Federal COVID-19 Relief Funding Helps Michigan Venues Get Back on Track

U.S. Small Business Administration officials say they’ve distributed more than $1 trillion in economic aid to small businesses through a variety of COVID relief programs, many of which were funded in the American Rescue Plan signed into law earlier this year.

U.S. Rep. Haley Stevens (left) and U.S. Small Business Administration Administrator Isabella Casillas Guzman get a tour of Northvlle’s Tipping Point Theatre from producing artistic director James Kuhl.

Programs such as Economic Injury Disaster Loans, the Paycheck Protection Program (which first appeared in last year’s CARES Act), the Restaurant Revitalization Fund and the Shuttered Venue Operators Grant (SVOG) – funded in the American Rescue Plan – have helped small businesses and nonprofits try to recover from the economic devastation wrought by the pandemic.

The $16.2 billion SVOG has begun helping Michigan nonprofits and venues such as local theaters. According to statistics provided by the SBA, more than 240 applications for grants worth some $190 million have already begun flowing into Michigan venues.

SBA Administrator Isabella Casillas Guzman continued her national tour during which she’s visiting venues helped by the grants.
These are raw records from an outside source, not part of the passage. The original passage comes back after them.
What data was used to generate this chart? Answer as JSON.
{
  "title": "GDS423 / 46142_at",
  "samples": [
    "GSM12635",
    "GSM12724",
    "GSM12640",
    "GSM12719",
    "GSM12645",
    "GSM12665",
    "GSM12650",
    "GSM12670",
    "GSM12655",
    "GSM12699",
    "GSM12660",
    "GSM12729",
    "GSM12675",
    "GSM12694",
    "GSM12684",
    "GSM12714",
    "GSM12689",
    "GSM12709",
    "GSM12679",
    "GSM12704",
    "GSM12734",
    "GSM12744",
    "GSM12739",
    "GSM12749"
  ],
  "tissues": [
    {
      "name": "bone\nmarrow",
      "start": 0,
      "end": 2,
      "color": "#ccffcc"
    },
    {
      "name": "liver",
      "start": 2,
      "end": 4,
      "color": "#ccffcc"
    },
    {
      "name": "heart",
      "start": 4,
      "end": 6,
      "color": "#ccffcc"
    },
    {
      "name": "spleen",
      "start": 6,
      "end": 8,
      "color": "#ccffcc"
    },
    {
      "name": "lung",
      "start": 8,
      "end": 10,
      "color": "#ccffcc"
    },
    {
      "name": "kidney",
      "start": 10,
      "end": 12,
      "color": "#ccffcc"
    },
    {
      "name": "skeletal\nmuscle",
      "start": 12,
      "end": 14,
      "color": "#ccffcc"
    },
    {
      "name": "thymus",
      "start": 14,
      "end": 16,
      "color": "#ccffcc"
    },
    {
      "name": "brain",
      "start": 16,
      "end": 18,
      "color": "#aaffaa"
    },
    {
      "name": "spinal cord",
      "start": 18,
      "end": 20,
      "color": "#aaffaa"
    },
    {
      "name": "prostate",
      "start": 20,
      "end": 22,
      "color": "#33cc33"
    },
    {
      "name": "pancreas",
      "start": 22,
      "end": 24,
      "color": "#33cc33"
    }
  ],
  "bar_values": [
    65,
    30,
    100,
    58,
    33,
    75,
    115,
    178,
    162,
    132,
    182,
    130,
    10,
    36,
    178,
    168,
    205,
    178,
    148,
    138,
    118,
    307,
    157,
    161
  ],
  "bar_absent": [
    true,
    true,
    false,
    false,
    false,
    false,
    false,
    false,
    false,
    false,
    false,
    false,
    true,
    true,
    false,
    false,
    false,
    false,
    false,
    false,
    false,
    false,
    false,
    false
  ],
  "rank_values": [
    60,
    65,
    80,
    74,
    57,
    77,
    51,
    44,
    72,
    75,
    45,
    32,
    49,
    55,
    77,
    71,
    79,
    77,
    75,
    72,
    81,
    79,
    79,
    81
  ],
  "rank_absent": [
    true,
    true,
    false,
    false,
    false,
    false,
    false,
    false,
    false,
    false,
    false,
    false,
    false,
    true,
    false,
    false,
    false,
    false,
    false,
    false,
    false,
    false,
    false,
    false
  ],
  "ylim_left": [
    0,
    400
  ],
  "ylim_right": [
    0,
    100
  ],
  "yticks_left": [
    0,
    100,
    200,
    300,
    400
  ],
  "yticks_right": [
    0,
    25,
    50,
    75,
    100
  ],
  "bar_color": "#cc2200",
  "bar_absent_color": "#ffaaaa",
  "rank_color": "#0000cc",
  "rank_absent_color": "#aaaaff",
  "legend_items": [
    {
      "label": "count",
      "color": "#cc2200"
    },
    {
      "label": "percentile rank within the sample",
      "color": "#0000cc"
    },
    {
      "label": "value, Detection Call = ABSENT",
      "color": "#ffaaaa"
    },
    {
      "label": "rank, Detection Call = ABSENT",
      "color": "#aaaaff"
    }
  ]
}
On Tuesday, she was in Northville, Mich., to tour the Tipping Point Theatre, which has been shut down – like all similar venues – since the pandemic began.

Tipping Point is the recipient of a $240,000 grant from the SVOG program, and has received more than $350,000 in funding including PPP loans, that have helped keep the popular downtown Northville attraction afloat.

James Kuhl, Tipping Point’s producing artistic director, said the theater has received funding from the Michigan Council of Arts and Cultural Affairs, from the state of Michigan, the PPP program and the SVOG.

“We’d be hurting (without it)… That’s definitely true,” Kuhl said. “We’d be digging ourselves out of a hole that we wouldn’t have the resources to be able to do over upwards of five years.

“This is really beautiful support for us so that we can cover all of the expenses throughout the course of the shutdown and start more on a level – at the ground level – as opposed to trying to dig ourselves out,” he added. “It’s going to the people … to the artists who have mortgages, to help them put food on the table. We want to get rid of the stereotype of the ‘starving artist.’”

Guzman toured Tipping Point with U.S. Rep. Haley Stevens, D-Michigan, as part of her trip through Michigan. Guzman was also scheduled for an event in Detroit with Mayor Mike Duggan on Wednesday.

Guzman pointed out that venues such as local theaters have been among the hardest hit economically by the pandemic, as the “first to close and probably the last to reopen.”

Being able to see in person what those funds are being used for and that they’re getting into the hands of those that Congress intended for them to serve has really been important, Guzman pointed out.

“These grants have really been a lifeline,” Guzman said. “They positioned them so that they can eventually reopen, we want them to reopen, they mean so much to communities not only in terms of economic development, travel and tourism, but just in terms of the culture.

“We know they define our communities and neighborhoods, and that they need to be supported in order for our economy to continue to recover,” she added. “We want these dollars to have great impact and we know that theaters produce income for local restaurants, who were also heavily impacted, and local retail.”

Kuhl said the federal funds have helped get Tipping Point on track to put on its first production since being shut down the week before Thanksgiving.

Northville Mayor Brian Turnbull said the reopening of the Tipping Point will be a big step in Northville’s economic health.

“It’s a whole community, and one helps the other,” said Turnbull, a lifelong Northville resident with a business degree from Eastern Michigan University. “The businesses can take advantage of it when the theater is up.”

Stevens said seeing Tipping Point turning its relief dollars toward its people is a demonstration of what the stimulus funding was all about.

With the emphasis on the workforce and the employees tying people to their jobs, making sure people have a job to go back to, and getting people back to work is also “a huge part of our Build Back Better agenda,” she said. “This legislative term we passed a rescue act that created this program for this exact venue … very unprecedented in terms of its scale and its reach and who is actually qualifying for these dollars,” Stevens said. “There is the human capital element right here at the Tipping Point. There are actors, there are technical professionals, there are set designers who rely on these jobs. There’s also a community for economic development purposes … Seeing them through to the other side when this economic tsunami hit with the pandemic … Everyone has the right to succeed as an individual and as a business.”